Wednesday, 11 September 2019

Altbach in India

Altbach in India is a presentation that I gave on 30 August at the 32nd Annual Conference of the Consortium of Higher Education Researchers (CHER) hosted by INCHER in Kassel, Germany. Prof Maria Yudkevich from HSE  Research University, Moscow, was chair of the session and took this picture.

Our argument and study is about analysing the 'longevity' of Altbach's pioneering theoretical work on student politics in India in the 1950s/60s/70s. It argues that amidst the massification and privatization of higher education, dissentive student politics emerging from flagship public universities is on its way to becoming a cornerstone of Indian democratic participation (Martelli 2018). Accordingly, student politics in India has entered a new phase of mobilization and activism. This is evident in protests at the Film and Television Institute of India, Pune, the Hok Kolorob movement at Jadavpur University, Kolkota, and the Rohith Vemula agitation and other student mobilizations at Jawaharlal Nehru University in New Delhi, to mention just a few. Related recent studies suggest that higher education research on student politics in India has equally entered a new phase in which the agency-centered concepts of political generation, biographical availability, free space, counterculture or value-based mobilization are gaining currency against previous understandings, which perceive educated youth as cohorts reproducing caste and gendered social structures, party politics and consumerism.

Philip G. Altbach’s career as higher education scholar started with a series of studies on student activism in India (Altbach 1966; 1968a & b), followed by similar studies on student politics in America, Europe, and the synthesis of research on student activism in the Global South (Altbach 1984; 1997). In the process, he produced a body of wide-ranging insights relevant to the study of student activism and has become widely considered “the foremost scholar” on student politics and activism in the 20th century (Maldonado-Maldonado & Bassett 2014; Luescher-Mamashela 2015). His expansive work on the topic has since been theorized and applied in a great number of studies and it has recently been synthesized as ten theoretical propositions for understanding student activism in the 20th century (Luescher 2018).

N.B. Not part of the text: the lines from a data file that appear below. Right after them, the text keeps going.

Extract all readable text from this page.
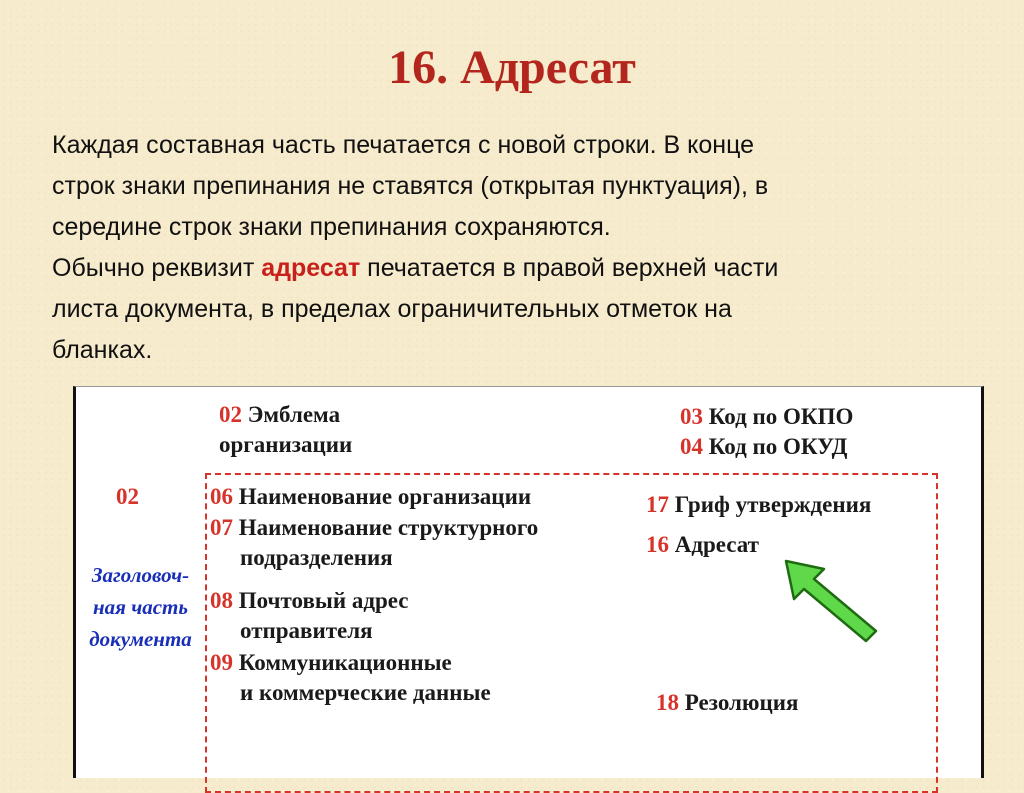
16. Адресат
Каждая составная часть печатается с новой строки. В конце
строк знаки препинания не ставятся (открытая пунктуация), в
середине строк знаки препинания сохраняются.
Обычно реквизит адресат печатается в правой верхней части
листа документа, в пределах ограничительных отметок на
бланках.
02 Эмблема
организации
03 Код по ОКПО
04 Код по ОКУД
02	06 Наименование организации
07 Наименование структурного
подразделения
08 Почтовый адрес
отправителя
09 Коммуникационные
и коммерческие данные
17 Гриф утверждения
16 Адресат
18 Резолюция
Заголовоч-
ная часть
документа
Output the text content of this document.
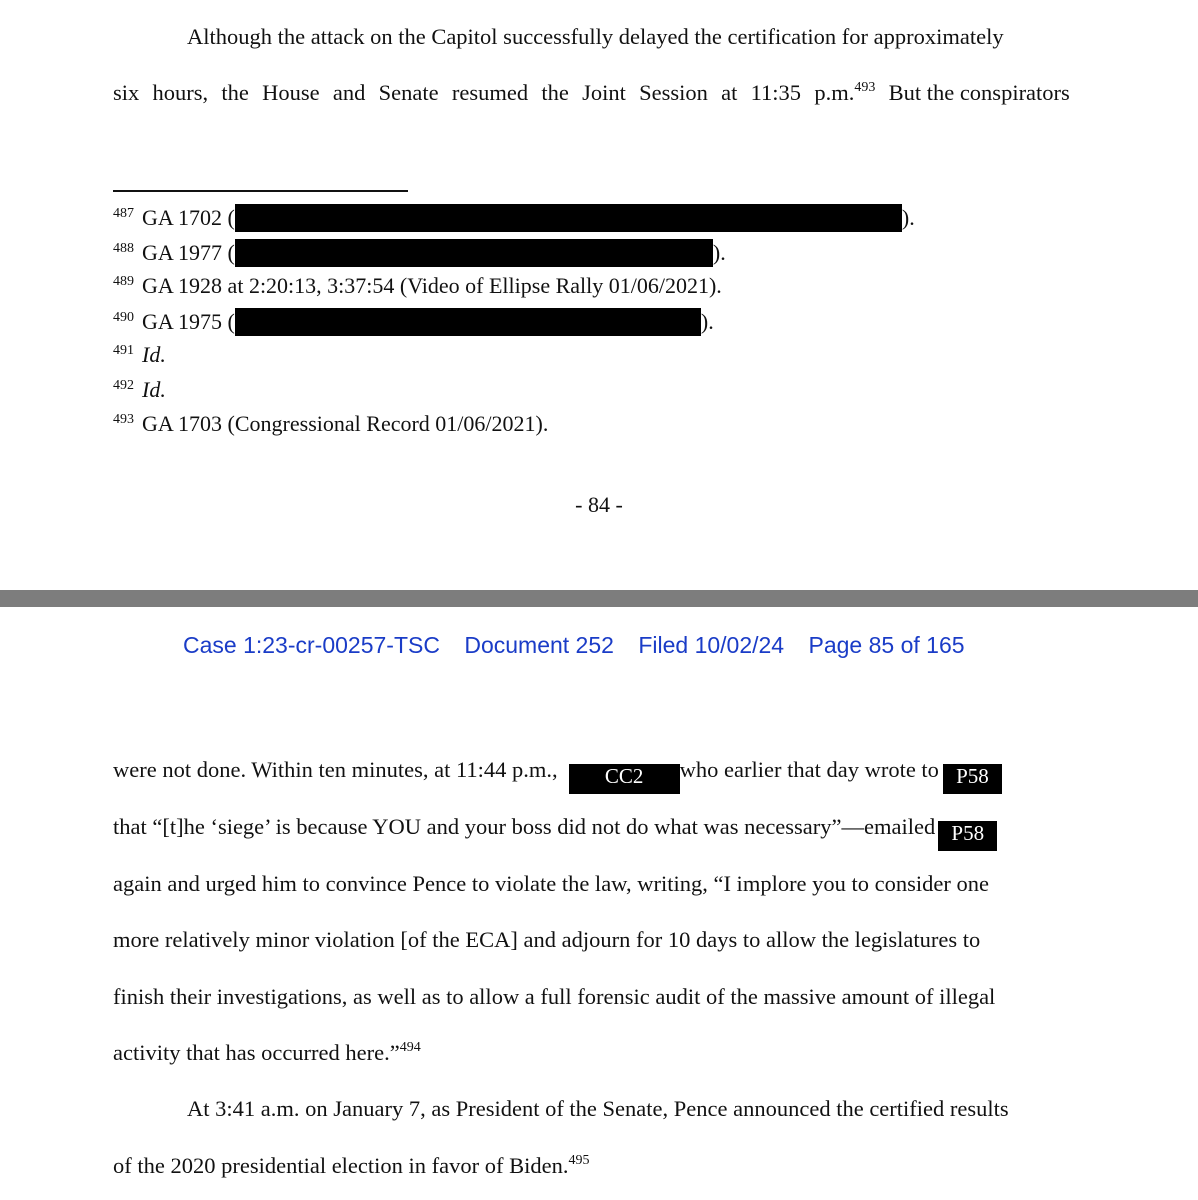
Although the attack on the Capitol successfully delayed the certification for approximately
six hours, the House and Senate resumed the Joint Session at 11:35 p.m.$^{493}$ But the conspirators
$^{487}$ GA 1702 (	).
$^{488}$ GA 1977 (	).
$^{489}$ GA 1928 at 2:20:13, 3:37:54 (Video of Ellipse Rally 01/06/2021).
$^{490}$ GA 1975 (	).
$^{491}$ Id.
$^{492}$ Id.
$^{493}$ GA 1703 (Congressional Record 01/06/2021).
- 84 -
Case 1:23-cr-00257-TSC Document 252 Filed 10/02/24 Page 85 of 165
were not done. Within ten minutes, at 11:44 p.m., CC2 who earlier that day wrote to P58
that “[t]he ‘siege’ is because YOU and your boss did not do what was necessary”—emailed P58
again and urged him to convince Pence to violate the law, writing, “I implore you to consider one
more relatively minor violation [of the ECA] and adjourn for 10 days to allow the legislatures to
finish their investigations, as well as to allow a full forensic audit of the massive amount of illegal
activity that has occurred here.”$^{494}$
At 3:41 a.m. on January 7, as President of the Senate, Pence announced the certified results
of the 2020 presidential election in favor of Biden.$^{495}$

Jean-Thomas Martelli and I decided to revisit the theoretical insights gained by Altbach in his five decades of scholarship on the topic of student politics and activism, in light of latest research on the student movement in the Global South. In particular, we are doing a small study to analyse contributions to a forthcoming volume on student mobilization and activism in contemporary India and South Asia (Parkar & Martelli forthcoming). We engage with the contemporary transformations of student politics in South Asia by re-examining Altbach’s insights on the mobilizational legacy of the Indian independence movement, on the elite-in-the-making leanings of student participation, on the shift of campus participation towards demand-based politics, and on the importance of student movements as springboards for new political leaders. The paper thus interrogates the theoretical relevance of Altbach’s work for understanding current metamorphoses of political representation in the Global South.